CHICAGO — Eric D. Seals’ search for a permanent home for his video production agency, Digital Cafe, has led him to consider spaces on the city’s South and West sides.
Currently housed in a temporary work space in Streeterville, Seals wants to find a new home for his agency — a spot where his team can plan, film and edit — in the next 12 months, he said. Digital Cafe produces documentaries, videos for corporations, motion graphics, original content and more.
Seals, a Wheaton native, said he’s considering moving his shop to neighborhoods that include Bronzeville, the South Loop, Woodlawn and the West Loop.
Seals’ journey to launch his own company was years in the making. Following his 2008 graduation from Murray State University with a degree in radio/television and minor in business administration, he was hired at his dream company, ESPN, where he worked as a video editor for shows like Sportscenter, PTI and Mike & Mike.
But it was his burgeoning entrepreneurial spirit that ultimately led him to leave ESPN after a few years.
“I personally did not do well knowing how much money I would make by the end of the year,” Seals said. “I felt like if I worked hard I should make more and if I didn’t I should make less.”
Seals decided to move back to Chicagoland from Bristol, Conn., where ESPN is headquartered. He hit the ground running producing freelance video projects, filming birthday parties, weddings and corporate events.
After working with several production companies, Seals noticed that few black and brown people were working in the industry — and he wanted to change that.

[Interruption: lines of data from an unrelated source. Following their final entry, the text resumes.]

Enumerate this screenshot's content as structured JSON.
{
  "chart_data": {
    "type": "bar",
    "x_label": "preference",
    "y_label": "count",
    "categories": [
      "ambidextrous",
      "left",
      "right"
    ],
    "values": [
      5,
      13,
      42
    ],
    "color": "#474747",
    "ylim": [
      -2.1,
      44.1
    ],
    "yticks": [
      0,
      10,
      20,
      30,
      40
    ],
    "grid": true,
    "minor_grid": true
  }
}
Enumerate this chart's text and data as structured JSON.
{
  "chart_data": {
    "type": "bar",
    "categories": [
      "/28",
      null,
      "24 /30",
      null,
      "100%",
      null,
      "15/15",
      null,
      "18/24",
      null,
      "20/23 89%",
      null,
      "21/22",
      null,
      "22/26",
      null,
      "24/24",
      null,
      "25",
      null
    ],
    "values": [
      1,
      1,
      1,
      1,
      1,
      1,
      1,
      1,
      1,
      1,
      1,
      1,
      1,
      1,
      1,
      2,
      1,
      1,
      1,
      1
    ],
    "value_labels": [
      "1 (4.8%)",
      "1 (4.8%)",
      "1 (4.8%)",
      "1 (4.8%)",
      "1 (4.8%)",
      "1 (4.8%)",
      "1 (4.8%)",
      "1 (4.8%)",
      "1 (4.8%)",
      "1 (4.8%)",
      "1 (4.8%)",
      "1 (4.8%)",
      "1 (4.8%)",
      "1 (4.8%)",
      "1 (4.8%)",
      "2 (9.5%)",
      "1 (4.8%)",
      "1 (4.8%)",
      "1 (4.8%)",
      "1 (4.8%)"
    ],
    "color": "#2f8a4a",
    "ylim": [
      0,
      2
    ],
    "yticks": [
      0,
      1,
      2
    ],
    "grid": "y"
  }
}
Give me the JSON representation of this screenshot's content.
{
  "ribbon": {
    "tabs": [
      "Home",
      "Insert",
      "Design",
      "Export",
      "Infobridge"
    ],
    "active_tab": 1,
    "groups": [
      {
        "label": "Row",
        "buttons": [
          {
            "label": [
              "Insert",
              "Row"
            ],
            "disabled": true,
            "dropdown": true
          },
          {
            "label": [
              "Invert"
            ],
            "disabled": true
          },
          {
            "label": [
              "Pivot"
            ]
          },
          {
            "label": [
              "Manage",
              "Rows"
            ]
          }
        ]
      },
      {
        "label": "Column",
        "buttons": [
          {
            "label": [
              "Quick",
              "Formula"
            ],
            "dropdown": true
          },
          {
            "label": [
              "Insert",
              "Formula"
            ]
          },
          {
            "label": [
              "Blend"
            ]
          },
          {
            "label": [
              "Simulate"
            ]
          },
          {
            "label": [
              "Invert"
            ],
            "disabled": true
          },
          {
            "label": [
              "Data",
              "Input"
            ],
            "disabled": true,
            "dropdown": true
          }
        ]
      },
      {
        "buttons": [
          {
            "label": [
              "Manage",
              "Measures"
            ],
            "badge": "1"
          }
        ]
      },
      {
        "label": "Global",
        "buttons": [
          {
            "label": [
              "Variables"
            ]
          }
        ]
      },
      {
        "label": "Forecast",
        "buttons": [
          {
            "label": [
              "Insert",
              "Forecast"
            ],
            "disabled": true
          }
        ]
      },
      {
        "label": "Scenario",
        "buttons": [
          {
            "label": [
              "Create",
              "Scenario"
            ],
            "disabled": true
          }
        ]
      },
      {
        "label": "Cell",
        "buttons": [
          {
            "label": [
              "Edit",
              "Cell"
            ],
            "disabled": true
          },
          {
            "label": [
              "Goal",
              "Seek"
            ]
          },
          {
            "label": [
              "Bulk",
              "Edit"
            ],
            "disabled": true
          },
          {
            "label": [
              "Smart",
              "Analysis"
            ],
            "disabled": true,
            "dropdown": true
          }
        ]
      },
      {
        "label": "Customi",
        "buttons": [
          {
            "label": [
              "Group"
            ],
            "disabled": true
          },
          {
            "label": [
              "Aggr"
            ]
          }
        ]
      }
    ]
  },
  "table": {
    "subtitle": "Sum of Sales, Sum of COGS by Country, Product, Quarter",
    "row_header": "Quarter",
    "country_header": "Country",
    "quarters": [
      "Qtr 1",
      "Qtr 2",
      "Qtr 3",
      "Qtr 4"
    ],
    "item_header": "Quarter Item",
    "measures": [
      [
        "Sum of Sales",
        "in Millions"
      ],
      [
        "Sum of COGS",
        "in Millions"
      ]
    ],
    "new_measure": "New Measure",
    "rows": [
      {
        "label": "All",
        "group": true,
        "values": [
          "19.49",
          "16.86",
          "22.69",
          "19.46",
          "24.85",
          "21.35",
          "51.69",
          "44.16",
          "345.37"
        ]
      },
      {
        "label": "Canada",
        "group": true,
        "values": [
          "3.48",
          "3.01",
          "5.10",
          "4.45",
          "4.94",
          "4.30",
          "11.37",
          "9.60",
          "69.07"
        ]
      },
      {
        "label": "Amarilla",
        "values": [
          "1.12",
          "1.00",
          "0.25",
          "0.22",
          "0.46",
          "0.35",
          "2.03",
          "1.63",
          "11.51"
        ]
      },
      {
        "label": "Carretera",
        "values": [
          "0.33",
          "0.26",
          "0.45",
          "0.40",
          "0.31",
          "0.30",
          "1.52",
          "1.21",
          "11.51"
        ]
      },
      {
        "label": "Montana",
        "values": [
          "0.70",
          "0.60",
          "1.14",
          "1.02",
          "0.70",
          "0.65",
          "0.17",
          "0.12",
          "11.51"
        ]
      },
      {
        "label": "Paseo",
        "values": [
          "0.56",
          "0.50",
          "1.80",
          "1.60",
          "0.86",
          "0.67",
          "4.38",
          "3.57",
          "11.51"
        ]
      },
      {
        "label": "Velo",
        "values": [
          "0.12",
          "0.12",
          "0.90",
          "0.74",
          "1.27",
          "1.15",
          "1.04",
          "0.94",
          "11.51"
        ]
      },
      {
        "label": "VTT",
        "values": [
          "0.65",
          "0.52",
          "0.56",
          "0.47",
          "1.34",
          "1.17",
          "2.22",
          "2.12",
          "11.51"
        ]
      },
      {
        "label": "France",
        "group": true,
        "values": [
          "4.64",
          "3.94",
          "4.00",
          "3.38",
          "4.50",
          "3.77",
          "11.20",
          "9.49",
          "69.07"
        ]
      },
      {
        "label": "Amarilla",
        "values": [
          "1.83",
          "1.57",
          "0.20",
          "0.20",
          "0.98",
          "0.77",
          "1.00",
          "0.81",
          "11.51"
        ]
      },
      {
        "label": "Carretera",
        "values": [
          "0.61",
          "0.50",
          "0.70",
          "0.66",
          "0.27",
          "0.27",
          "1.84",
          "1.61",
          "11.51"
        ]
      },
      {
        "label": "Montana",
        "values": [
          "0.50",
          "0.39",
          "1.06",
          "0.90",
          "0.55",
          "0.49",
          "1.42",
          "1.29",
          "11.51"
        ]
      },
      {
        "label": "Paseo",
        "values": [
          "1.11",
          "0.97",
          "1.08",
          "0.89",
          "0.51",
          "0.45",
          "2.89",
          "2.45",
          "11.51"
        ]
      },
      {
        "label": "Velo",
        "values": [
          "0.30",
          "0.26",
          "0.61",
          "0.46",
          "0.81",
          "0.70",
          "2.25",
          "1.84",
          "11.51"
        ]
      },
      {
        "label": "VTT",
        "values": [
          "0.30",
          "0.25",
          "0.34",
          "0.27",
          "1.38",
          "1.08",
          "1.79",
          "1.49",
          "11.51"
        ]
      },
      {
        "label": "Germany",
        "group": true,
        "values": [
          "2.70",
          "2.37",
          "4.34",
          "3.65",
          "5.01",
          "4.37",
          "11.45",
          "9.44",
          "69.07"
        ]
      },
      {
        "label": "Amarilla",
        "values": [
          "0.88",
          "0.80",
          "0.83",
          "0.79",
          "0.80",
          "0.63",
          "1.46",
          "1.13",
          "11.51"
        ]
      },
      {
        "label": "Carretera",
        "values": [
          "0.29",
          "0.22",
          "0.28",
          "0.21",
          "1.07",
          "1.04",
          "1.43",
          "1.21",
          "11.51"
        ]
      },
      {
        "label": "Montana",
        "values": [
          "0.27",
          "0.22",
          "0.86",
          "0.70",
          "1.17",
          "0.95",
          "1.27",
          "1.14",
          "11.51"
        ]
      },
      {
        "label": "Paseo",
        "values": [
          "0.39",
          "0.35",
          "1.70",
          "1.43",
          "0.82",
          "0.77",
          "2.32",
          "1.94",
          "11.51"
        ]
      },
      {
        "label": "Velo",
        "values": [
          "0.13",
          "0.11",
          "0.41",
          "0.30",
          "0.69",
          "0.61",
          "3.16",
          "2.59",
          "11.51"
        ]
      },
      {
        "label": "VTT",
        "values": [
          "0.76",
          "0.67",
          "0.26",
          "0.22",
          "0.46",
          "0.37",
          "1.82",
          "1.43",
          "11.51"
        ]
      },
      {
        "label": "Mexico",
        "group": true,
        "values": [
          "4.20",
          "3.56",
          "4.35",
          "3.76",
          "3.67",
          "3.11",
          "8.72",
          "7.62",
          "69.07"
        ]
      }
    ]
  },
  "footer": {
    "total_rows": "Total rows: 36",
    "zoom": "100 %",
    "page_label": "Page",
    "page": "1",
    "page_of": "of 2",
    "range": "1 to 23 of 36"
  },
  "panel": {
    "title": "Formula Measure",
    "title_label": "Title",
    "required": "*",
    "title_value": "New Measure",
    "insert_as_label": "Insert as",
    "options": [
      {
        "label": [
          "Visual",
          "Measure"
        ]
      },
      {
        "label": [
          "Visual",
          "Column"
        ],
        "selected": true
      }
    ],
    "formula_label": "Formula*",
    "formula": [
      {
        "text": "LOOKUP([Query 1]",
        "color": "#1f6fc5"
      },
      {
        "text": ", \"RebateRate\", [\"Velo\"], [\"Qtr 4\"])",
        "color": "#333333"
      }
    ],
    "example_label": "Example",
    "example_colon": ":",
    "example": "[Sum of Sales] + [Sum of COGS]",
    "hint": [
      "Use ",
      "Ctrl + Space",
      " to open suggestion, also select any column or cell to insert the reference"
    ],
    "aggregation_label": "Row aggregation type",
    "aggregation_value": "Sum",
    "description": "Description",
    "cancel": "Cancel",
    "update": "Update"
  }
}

In one particularly jarring incident, Seals said he was told he was hired by one company so owners could receive a tax writeoff by meeting a diversity quota.
“I wasn’t surprised; that’s probably not the first time it happened. It was just the first time someone told me that’s why I was there,” Seals said. “ At that point I decided I wanted to create a video production company that looked like myself with black and brown faces.”
Since launching Digital Cafe in December 2012, Seals said he’s encountered many hurdles. But as he grew his team, his personal workload has decreased significantly. In recent years, the company has work on content for ComEd, Sears Kenmore and Chicago Neighborhood Initiatives Micro Finances Group, among others.
Seals said he doesn’t want Digital Cafe to be known only because it is a black-owned video production company. He wants people to know the agency because of the high-quality work it produces.
“Sometimes vendors don’t want to hire us because they only think that we work on content for black people,” he said. “We do a lot of general market stuff. We do stuff for all types of people. I love working on black content, it’s great, but that’s not the only thing that we do.”
Through Digital Cafe, Seals hopes to fill a void among storytellers and professionals working behind the camera.
“I think it’s so important to not only have a black production company but a production company where people have different backgrounds, from LGBTQ [storytellers], to [those with] an international background,” he said. “Because when you’re telling stories, it’s so important to get the authenticity about what they are talking about.”